There's no strict cutoff, but recency mainly affects one section: the Deal Outcome. If enough time has passed since closing, you can briefly comment on whether synergy targets were met and how integration is going. If the deal just closed, or the companies are private, you simply skip the outcome rather than invent one.

This is why a very recent or private deal is still perfectly fine to use. In the Boyd Gaming / Pala Interactive example, Pala is private and the deal was fresh, so there's no meaningful outcome to report, and you'd leave that section out. An older, public deal gives you more to work with: you can reference what management and the street have said about the integration and whether the strategic rationale has played out. Either way, never force an outcome that doesn't exist yet. A clean stop beats a hand-waved prediction.

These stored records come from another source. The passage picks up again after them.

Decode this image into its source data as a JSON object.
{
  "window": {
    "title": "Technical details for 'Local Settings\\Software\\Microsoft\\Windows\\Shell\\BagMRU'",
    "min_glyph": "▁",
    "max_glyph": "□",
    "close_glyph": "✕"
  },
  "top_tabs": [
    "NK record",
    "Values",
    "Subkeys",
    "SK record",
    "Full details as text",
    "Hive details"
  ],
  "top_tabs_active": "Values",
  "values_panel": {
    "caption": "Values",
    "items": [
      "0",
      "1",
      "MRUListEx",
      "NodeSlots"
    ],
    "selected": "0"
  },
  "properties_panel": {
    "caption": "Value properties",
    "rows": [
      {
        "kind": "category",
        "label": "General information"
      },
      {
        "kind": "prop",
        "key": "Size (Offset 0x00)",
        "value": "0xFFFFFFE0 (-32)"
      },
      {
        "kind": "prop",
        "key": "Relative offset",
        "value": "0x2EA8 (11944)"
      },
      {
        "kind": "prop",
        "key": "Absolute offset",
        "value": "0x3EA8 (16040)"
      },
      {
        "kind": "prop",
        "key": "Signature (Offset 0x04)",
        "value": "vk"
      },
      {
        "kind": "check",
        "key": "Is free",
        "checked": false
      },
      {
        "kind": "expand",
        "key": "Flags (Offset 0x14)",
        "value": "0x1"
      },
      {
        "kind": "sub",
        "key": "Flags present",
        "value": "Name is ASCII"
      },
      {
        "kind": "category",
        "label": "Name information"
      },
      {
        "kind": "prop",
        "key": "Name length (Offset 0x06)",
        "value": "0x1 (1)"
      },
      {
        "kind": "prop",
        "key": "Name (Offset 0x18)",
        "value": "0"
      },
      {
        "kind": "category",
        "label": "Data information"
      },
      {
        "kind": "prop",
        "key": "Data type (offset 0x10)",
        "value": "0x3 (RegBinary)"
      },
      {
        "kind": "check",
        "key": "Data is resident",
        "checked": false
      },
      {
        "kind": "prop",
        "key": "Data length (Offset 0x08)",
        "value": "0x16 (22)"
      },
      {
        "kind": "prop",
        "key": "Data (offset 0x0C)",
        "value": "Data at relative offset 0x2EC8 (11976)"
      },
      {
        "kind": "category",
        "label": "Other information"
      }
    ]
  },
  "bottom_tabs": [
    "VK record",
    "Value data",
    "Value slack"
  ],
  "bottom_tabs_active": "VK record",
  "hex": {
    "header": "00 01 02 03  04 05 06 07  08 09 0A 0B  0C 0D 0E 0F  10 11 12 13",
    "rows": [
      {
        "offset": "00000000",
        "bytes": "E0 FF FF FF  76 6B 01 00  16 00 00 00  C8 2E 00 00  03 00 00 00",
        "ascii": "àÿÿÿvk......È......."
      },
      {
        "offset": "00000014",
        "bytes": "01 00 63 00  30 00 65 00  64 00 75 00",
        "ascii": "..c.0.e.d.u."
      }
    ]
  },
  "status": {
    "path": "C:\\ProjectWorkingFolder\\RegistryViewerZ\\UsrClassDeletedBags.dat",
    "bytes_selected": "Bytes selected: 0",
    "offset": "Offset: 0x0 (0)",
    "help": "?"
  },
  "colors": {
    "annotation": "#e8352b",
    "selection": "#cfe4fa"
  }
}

Only when the company being acquired is publicly traded. For a public target, the premium over the target's pre-deal share price is a basic fact your opening should include, phrased as "representing a __% premium to [the target's] closing price as of [date]." For a private target, there's no public share price, so you skip it.

This is an easy detail to forget and a small tell when you do. In the Boyd Gaming / Pala Interactive deal, Pala was private, so no premium applies. But the moment your target is public, leaving the premium out signals you didn't look closely at the terms. You'll find the figure in the press release or proxy, alongside how the deal was funded, whether by cash, stock, or some combination. Fold it into the same sentence where you state the deal size.

First, prevent it: only assert points you can actually defend, because every claim you make invites a follow-up. If one still catches you, don't bluff. A brief, honest "I'm not certain, but here's how I'd think about it" lands far better than stuttering through an answer you're inventing on the spot.

The most awkward moment in any walkthrough is when an interviewer asks you to explain a point and you scramble to improvise. You avoid it by pressure-testing your own claims in advance: if you cite a number, know how you got it; if you cite a trend, know what's driving it. You can even use this to your advantage. When you know a point is interesting enough to draw a follow-up, prepare that answer ahead of time and steer them toward it, so the question you "couldn't" answer is one you rehearsed. A few points you can defend completely beat a long list you're hoping nobody probes.